Not re­ally. The key as­sump­tion is that your fore­casts are a Wiener pro­cess—a con­tin­u­ous time mar­t­in­gale with nor­mally-dis­tributed in­cre­ments. (I find this funny be­cause Taleb spends mul­ti­ple books railing against nor­mal­ity as­sump­tions.) This is kind of a trou­bling as­sump­tion, as Lu­mifer points out be­low. If your fore­cast is con­tin­u­ous (though it need not be), then it can be thought of as a time-trans­formed Wiener pro­cess, but as far as I can tell he doesn’t ac­count for the time-trans­for­ma­tion.

Every­one agrees that as un­cer­tainty be­comes re­ally high, the best fore­cast is 50-50. Con­versely, if you make a con­fi­dent fore­cast (say 90-10) and you’re prop­erly cal­ibrated, you’re also im­ply­ing that you’re un­likely to change your fore­cast by very much in the fu­ture (with high prob­a­bil­ity, you won’t fore­cast 1-99).

I think the ques­tion to ask is—how much volatility should make you doubt a fore­cast?
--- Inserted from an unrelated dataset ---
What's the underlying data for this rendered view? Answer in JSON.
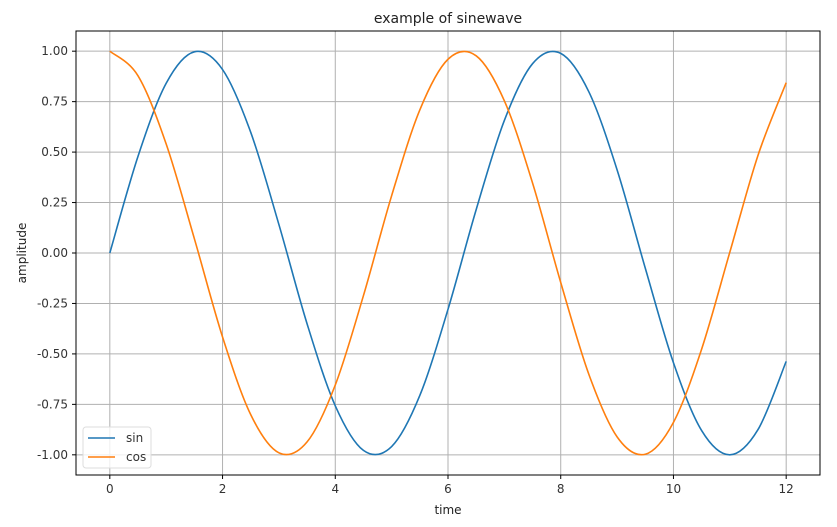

If some­one’s fore­cast varied daily be­tween 1-99 and 99-1, you might learn to just ig­nore them, for ex­am­ple. Taleb tries to offer one an­swer to this, but makes some ques­tion­able as­sump­tions along the way and I don’t re­ally agree with his re­sult.

• We have the elec­tion es­ti­mate F a func­tion of a state vari­able W, a Wiener pro­cess WLOG

That doesn’t look like a rea­son­able start­ing point to me.
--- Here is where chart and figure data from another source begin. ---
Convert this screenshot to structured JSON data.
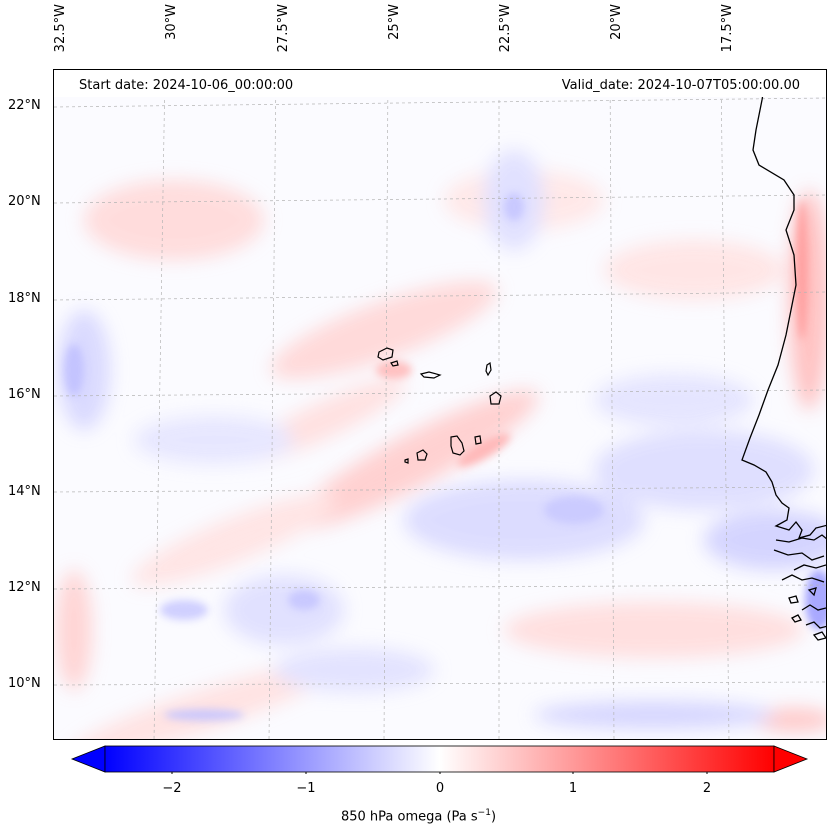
{
  "map": {
    "start_date_text": "Start date: 2024-10-06_00:00:00",
    "valid_date_text": "Valid_date: 2024-10-07T05:00:00.00",
    "lon_labels": [
      "32.5°W",
      "30°W",
      "27.5°W",
      "25°W",
      "22.5°W",
      "20°W",
      "17.5°W"
    ],
    "lat_labels": [
      "22°N",
      "20°N",
      "18°N",
      "16°N",
      "14°N",
      "12°N",
      "10°N"
    ],
    "field": "850 hPa omega",
    "colormap": "bwr",
    "colors": {
      "negative": "#0000ff",
      "zero": "#ffffff",
      "positive": "#ff0000",
      "coast": "#000000",
      "grid": "#b4b4b4"
    }
  },
  "colorbar": {
    "ticks": [
      "−2",
      "−1",
      "0",
      "1",
      "2"
    ],
    "label": "850 hPa omega (Pa s",
    "label_sup": "−1",
    "label_end": ")"
  }
}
That’s fine ac­tu­ally, if you as­sume your fore­casts are con­tin­u­ous in time, then they’re con­tin­u­ous mar­t­in­gales and thus equiv­a­lent to some time-changed Wiener pro­cess. (EDIT: your fore­casts need not be con­tin­u­ous, my bad.) The prob­lem is that he doesn’t take into the time trans­for­ma­tion when he claims that you need to weight your sig­nal by 1/​sqrt(t).

He also has a typo in his state­ment of Ito’s Lemma which might af­fect his deriva­tion. I’ll check his math later.